My wife did. She gasped. “Oh. My. God.”

“Yep. What the hell happened in here?”

Staring at the mess, my wife shook her head. “I don’t know. I can’t explain.” Bewilderment glistened in her eyes. “We might need to paint that.”

“We’ll see. Let’s try cleaning it first.”

It would need to be me cleaning it, or painting it, should it be required. My wife would never be able to reach it. She’s too short. With cats warily inspecting my activities, I got out the ten foot step ladder to begin the cleaning process and set it up in the kitchen. Climbing up to the third rung from the top, I surveyed the mess.

It was worse than we thought. From here, I could see that another wall – ten feet away and fifteen feet up – displayed the Aleutians. Smoothie was on the walls above the cabinets and above the small artwork over the window. Smoothie speckled the dining room ceiling another eight feet away in the opposite direction.

Unbelievable. Studying it all, I wished again for Dexter to come in and analyze this mess. Turning on the Denver and KC football game for companionship, I began cleaning. Soap and water was tried.

The mess chortled at my puny efforts.

I doused a section with Windex and scrubbed.

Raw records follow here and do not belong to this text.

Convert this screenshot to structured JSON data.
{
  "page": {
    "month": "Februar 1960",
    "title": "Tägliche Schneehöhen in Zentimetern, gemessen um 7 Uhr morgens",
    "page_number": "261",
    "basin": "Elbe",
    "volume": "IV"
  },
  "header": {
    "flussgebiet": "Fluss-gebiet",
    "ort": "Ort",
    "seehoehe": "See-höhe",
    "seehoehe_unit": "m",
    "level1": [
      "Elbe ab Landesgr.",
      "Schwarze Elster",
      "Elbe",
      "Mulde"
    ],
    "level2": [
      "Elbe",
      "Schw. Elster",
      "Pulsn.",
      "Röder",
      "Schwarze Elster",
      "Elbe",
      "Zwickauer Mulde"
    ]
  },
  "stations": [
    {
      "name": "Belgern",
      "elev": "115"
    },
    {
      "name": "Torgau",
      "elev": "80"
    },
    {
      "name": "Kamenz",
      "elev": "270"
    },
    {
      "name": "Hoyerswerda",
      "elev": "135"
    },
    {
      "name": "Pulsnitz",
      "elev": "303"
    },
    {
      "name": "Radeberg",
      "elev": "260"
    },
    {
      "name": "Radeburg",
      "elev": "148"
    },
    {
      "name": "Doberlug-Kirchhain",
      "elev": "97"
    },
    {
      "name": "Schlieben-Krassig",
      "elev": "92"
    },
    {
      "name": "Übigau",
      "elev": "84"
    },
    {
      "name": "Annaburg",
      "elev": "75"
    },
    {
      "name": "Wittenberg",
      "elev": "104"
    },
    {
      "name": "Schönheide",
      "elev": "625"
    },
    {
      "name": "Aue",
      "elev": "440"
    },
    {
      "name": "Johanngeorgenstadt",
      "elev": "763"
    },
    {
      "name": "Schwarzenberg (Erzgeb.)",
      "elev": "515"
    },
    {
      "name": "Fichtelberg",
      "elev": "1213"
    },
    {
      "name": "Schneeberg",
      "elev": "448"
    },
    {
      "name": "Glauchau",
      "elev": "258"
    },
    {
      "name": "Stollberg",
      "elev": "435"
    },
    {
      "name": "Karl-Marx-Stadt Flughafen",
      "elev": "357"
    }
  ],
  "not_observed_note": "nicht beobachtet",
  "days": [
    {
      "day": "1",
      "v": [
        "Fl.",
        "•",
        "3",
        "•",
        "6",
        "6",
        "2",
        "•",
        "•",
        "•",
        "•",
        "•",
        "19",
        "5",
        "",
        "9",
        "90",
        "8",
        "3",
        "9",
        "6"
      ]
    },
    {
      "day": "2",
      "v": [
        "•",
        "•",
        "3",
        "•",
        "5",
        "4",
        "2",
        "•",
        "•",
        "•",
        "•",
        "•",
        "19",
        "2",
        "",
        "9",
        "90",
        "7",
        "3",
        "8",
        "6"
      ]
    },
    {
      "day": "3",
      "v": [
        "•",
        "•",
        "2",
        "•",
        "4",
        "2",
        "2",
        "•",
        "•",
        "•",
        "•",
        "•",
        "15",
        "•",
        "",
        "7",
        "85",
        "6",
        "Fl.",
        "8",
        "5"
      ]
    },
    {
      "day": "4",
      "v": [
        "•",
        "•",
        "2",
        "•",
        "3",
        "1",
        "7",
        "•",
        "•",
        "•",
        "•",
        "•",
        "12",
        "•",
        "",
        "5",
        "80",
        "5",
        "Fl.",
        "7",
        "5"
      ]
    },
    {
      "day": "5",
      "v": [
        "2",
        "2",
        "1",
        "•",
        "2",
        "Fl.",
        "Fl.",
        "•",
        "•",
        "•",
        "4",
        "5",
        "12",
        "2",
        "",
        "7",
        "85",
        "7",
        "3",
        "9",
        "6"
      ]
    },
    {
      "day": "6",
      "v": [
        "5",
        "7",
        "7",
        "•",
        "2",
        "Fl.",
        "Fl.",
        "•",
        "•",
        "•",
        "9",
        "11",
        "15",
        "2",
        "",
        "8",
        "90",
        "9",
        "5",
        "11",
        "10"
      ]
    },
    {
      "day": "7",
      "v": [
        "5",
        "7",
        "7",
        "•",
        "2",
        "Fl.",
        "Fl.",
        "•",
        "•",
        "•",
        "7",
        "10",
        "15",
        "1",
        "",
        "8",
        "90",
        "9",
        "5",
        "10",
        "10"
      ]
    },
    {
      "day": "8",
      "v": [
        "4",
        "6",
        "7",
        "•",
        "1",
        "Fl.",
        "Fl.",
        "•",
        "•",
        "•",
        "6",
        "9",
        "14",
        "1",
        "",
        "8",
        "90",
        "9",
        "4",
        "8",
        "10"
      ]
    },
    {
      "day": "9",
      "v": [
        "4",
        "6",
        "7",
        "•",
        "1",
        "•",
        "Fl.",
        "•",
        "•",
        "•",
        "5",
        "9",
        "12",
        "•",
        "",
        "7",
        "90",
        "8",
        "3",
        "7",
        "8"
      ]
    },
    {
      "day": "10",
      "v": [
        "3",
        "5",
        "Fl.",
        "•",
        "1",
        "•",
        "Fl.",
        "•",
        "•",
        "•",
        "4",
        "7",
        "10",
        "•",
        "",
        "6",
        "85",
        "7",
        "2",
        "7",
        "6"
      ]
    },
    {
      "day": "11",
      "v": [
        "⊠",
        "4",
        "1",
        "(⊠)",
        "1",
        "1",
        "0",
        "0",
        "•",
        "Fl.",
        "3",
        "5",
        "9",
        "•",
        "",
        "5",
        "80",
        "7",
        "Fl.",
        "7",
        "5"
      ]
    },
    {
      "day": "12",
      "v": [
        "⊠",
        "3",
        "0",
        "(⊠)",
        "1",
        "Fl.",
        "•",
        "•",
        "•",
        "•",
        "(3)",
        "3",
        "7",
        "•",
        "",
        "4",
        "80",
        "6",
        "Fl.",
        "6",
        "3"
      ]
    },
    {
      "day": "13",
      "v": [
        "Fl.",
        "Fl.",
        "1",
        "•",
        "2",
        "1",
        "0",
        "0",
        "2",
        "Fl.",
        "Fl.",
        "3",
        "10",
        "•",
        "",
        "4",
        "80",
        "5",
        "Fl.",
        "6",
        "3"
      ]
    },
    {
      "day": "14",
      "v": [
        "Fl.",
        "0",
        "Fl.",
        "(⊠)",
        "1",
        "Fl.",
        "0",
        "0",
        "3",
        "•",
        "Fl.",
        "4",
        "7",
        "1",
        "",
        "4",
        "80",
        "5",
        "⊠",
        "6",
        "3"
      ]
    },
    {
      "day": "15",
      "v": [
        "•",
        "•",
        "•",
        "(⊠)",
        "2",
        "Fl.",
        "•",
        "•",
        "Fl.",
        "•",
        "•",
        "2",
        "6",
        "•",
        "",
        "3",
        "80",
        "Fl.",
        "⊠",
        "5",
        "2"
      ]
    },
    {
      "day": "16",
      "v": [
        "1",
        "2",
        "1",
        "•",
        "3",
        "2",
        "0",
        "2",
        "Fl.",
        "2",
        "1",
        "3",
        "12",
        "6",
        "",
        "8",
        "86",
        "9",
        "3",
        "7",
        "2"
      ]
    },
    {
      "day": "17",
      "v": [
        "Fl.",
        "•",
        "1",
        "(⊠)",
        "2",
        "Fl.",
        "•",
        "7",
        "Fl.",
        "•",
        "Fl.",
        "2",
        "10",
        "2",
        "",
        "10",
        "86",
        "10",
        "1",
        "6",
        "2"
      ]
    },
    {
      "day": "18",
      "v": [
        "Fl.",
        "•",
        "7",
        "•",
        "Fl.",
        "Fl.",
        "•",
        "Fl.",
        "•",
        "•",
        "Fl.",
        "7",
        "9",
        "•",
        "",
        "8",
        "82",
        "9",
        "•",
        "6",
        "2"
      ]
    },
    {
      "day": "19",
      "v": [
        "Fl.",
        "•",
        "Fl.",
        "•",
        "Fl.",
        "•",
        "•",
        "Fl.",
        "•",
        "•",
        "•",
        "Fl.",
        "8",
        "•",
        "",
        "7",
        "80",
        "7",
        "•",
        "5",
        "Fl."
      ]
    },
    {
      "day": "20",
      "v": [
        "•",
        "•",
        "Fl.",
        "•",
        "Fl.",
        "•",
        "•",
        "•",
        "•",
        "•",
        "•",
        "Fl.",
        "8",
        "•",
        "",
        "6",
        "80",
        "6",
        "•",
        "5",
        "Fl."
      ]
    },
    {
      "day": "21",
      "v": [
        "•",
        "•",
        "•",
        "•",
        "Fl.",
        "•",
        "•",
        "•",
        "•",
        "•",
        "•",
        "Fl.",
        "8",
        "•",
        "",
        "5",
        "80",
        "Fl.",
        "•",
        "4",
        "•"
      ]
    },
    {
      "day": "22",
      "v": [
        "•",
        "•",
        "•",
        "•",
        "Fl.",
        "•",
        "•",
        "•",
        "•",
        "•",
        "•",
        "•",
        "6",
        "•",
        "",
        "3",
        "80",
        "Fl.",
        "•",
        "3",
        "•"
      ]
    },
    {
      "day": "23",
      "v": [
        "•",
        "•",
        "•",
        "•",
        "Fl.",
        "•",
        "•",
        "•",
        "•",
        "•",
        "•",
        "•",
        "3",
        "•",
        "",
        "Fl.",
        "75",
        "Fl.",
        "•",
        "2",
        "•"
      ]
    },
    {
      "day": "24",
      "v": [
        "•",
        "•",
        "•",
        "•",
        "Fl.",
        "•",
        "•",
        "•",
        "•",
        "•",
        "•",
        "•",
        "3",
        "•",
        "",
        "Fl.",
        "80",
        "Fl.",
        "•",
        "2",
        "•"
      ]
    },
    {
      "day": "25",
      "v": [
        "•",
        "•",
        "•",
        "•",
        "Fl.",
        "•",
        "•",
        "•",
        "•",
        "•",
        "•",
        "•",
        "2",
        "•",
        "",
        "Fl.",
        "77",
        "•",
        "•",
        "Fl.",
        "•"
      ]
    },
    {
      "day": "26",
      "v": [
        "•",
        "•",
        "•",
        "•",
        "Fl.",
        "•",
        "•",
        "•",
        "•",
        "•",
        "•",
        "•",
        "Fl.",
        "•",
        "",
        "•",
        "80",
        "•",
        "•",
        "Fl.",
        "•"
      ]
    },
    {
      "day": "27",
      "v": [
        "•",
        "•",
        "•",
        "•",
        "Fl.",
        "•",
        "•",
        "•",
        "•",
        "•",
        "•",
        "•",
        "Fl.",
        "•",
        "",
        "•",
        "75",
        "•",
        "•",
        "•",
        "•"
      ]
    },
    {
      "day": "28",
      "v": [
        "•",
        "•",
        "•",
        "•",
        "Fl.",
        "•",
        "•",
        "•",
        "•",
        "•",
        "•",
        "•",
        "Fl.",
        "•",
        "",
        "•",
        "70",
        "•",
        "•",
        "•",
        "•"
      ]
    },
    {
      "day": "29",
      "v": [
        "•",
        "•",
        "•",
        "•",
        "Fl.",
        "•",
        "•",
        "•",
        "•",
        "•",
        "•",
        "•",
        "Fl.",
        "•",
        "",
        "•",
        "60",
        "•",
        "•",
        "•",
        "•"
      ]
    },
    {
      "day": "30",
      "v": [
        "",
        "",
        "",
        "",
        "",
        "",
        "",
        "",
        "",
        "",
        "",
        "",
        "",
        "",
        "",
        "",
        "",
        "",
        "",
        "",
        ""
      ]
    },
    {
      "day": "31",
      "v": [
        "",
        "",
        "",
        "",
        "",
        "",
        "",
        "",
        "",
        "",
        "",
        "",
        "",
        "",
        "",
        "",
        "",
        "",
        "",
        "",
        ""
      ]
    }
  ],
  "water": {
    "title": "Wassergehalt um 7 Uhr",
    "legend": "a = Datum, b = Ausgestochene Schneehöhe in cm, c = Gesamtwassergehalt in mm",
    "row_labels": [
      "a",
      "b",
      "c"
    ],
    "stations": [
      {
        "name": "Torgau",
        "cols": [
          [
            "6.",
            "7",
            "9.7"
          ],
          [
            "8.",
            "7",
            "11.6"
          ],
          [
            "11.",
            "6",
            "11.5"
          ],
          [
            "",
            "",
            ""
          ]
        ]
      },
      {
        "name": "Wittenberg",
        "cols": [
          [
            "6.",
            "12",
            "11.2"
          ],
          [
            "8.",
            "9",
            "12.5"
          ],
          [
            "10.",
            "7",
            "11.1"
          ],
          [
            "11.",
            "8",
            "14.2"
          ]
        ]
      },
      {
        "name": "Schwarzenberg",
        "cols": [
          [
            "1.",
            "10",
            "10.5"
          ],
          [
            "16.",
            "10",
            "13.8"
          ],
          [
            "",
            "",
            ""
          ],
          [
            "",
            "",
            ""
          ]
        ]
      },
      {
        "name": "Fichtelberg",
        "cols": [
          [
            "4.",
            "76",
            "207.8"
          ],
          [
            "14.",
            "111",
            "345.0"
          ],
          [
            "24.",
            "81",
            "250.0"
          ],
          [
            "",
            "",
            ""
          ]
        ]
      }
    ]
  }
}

The mess sniffed. “Is that the best you got?”

I conducted an Internet search. Magic Erasers were tried.

Magic Erasers failed.

I returned to the Internet. Another cleaner was recommended.

I tried it. “No,” the smoothie mess cried. “I’m disappearing…oh, what a world, what a world.”

By the third quarter, I had it all cleaned. A slice of pumpkin pie with whipped cream was consumed to celebrate.

If you ever need to clean a berry stain from paint, I highly recommend OxiClean.